Though the drops are controlled, this doesn’t make the ride predictable because Tower of Terror has the unique ability of being able to think for itself…to a certain degree at least. While there will always be at least one half drop of about 45 feet, one full drop of about 90 feet, and the doors opening to give riders a brief but breathtaking birds-eye view of Hollywood Studios, the drop and rise pattern is otherwise random.
Not knowing exactly what to expect might be scary, but the general estimate is that the ride drops anywhere from three to eight times from varying heights never exceeding 90 feet.
Tips for Easing Your Tower of Terror Ride Anxiety
If you are still quite nervous about riding the Tower, just look around, you—you are not alone! There are likely quite a lot of new riders amongst you, ranging in age from kids to maybe even senior citizens.

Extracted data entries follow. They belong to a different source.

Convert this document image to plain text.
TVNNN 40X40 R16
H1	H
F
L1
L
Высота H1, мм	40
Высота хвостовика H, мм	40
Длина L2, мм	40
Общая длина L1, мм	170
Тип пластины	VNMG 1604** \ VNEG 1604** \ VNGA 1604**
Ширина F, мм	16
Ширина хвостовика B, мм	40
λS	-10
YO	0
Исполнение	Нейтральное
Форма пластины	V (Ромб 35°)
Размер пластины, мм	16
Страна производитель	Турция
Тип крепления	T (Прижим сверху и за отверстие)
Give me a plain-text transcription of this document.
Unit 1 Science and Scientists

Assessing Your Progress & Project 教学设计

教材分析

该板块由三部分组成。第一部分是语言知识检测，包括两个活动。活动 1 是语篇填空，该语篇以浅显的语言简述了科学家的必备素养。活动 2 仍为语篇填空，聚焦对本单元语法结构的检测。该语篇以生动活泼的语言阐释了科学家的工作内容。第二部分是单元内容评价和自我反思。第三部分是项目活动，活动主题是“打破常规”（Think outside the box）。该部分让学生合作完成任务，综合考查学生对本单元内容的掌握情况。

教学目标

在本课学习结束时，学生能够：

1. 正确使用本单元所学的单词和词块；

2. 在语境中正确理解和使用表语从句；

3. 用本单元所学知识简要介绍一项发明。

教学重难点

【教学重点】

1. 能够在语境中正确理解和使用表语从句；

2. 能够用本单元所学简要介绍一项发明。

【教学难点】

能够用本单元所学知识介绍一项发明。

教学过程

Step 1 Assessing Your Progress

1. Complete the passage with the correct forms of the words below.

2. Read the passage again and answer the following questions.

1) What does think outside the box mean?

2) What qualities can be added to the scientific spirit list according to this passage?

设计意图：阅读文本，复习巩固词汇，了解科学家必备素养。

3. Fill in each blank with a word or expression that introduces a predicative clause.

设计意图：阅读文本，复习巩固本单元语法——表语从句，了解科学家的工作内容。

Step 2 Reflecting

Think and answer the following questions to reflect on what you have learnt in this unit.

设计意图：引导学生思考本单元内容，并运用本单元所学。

If you’re really worried about the ride, try focusing on other people’s reactions to the attraction when you’re in the elevator with them. It might be hard to do this, but if you can remember to do so, you’ll realize most of the people are having a ton of fun—even when they’re screaming. In general, I feel that people’s reactions to any attraction ease my nerves.
So How Scary is Tower of Terror?
While I feel this ride is a classic, I can recognize that it’s not for everyone. With a largely unpredictable drop pattern, very little light, and the continuous switch between being lifted out of your seat and being shoved back into it, Disney’s Twilight Zone Tower of Terror can be absolutely frightening for some small children.
If you’re a theme park thrill seeker of any age, however, this could be the greatest ride of your life. Children are able to board the ride so long as they meet the height requirement, but the choice to ride is ultimately that of the individual rider.
While I myself have been a fan of the attraction since I was a kid and have never once found it the least bit scary or intimidating (I rode it back-to-back when I was just eight-years-old), I have known both children and adults who felt the Tower of Terror is just too much for them.
So it the Tower of Terror scary? Well, yes it certainly can be. But, there’s actually some good news here too, because this attraction has what’s commonly referred to as a “chicken exit” in the boiler room. Just find the nearest cast member and let them know so they can direct you to the exit.